Screenlancer is run by me, Michael Dance, as both a personal blog and a home base linking to all the other places I can be found online.  I’m a freelance writer, entertainment journalist, movie critic, web designer and webmaster.  I graduated from the Tisch School of the Arts at NYU in 2007 with a degree in screenwriting, and I still write screenplays and short fiction when I’m not writing for work.

This site has existed since 2003 in some form.  First it was just a collection of movie reviews I wrote in my spare time located on an NYU Homepages domain.  (The original reviews are miraculously still up there, but I just read through a few, and now I’m suddenly unwilling to tell you the URLs.)  It was called “Home of the Movie Freak” and went through not one, but two iterations designed on Microsoft Word.

After I came to my senses and realized I shouldn’t be designing websites using Microsoft Word, I taught myself enough HTML to code a site myself and renamed it “Stranded in Manhattan” in 2004.

After I came to my senses again, and realized how cumbersome it was to edit static HTML files every time you want to update your site, I switched to Blogger (and got my own domain) in 2006.  It was around that time I started writing movie reviews for TheCinemaSource, so I re-purposed the site as a blog that linked to my reviews and had lots of meandering posts about the show Lost.

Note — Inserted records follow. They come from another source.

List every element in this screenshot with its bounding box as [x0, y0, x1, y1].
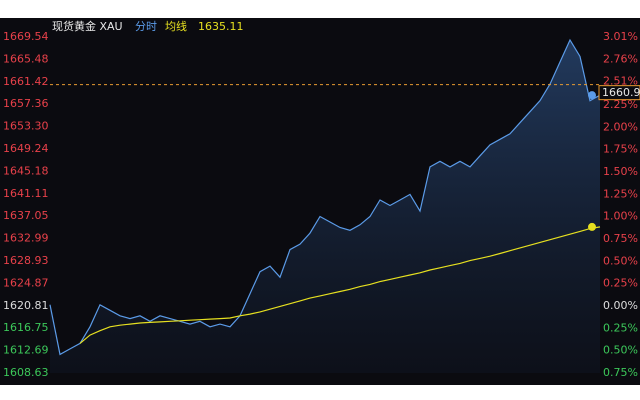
legend-label: 分时: [135, 20, 157, 33]
y2-tick-label: 0.75%: [603, 366, 638, 379]
y2-tick-label: 1.25%: [603, 187, 638, 200]
y2-tick-label: 0.00%: [603, 299, 638, 312]
y2-tick-label: 0.50%: [603, 254, 638, 267]
y-tick-label: 1624.87: [3, 276, 49, 289]
y-tick-label: 1620.81: [3, 299, 49, 312]
y2-tick-label: 1.00%: [603, 210, 638, 223]
average-line: [79, 226, 601, 344]
y-tick-label: 1665.48: [3, 52, 49, 65]
chart-title: 现货黄金 XAU: [52, 19, 123, 33]
legend-value: 1635.11: [198, 20, 244, 33]
y-tick-label: 1645.18: [3, 164, 49, 177]
y-tick-label: 1649.24: [3, 142, 49, 155]
y2-tick-label: 0.75%: [603, 232, 638, 245]
y-tick-label: 1632.99: [3, 232, 49, 245]
y2-tick-label: 0.25%: [603, 277, 638, 290]
y2-tick-label: 1.75%: [603, 143, 638, 156]
y-tick-label: 1612.69: [3, 344, 49, 357]
y2-tick-label: 2.00%: [603, 120, 638, 133]
y-tick-label: 1661.42: [3, 75, 49, 88]
y-tick-label: 1653.30: [3, 120, 49, 133]
y2-tick-label: 1.50%: [603, 165, 638, 178]
y-tick-label: 1608.63: [3, 366, 49, 379]
current-price-tag: [598, 85, 640, 101]
y-tick-label: 1669.54: [3, 30, 49, 43]
price-area: [50, 40, 600, 373]
y-tick-label: 1637.05: [3, 209, 49, 222]
y2-tick-label: 3.01%: [603, 30, 638, 43]
y2-tick-label: 2.76%: [603, 52, 638, 65]
y-tick-label: 1628.93: [3, 254, 49, 267]
y-tick-label: 1657.36: [3, 97, 49, 110]
y2-tick-label: 0.50%: [603, 344, 638, 357]
y2-tick-label: 0.25%: [603, 321, 638, 334]
y2-tick-label: 2.51%: [603, 75, 638, 88]
end-dot: [588, 222, 596, 231]
end-dot: [588, 91, 596, 100]
y-tick-label: 1641.11: [3, 187, 49, 200]
price-line: [49, 38, 601, 356]
current-price-label: 1660.9: [602, 86, 640, 99]
y2-tick-label: 2.25%: [603, 98, 638, 111]
legend-label: 均线: [165, 19, 187, 33]
y-tick-label: 1616.75: [3, 321, 49, 334]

In 2008, I moved from New York City to Washington D.C., rendering “Stranded in Manhattan” incorrect.  That coincided with a realization that WordPress was better than Blogger, so I switched to WordPress, renamed the site “Screenlancer” (because I write about movies, get it?) and created a new WordPress theme to use as the design.  Alas, it was my first try at a WordPress theme (I’ve since gotten better) and wasn’t very good.  The version you see now uses a theme I found on ForTheLose.org that I tweaked until it fit what I wanted.

And that’s the history of my site.  Hey, you asked.

Thanks to all my readers, particularly Ricky, who’s been reading since the beginning and is responsible for 97% of the comments.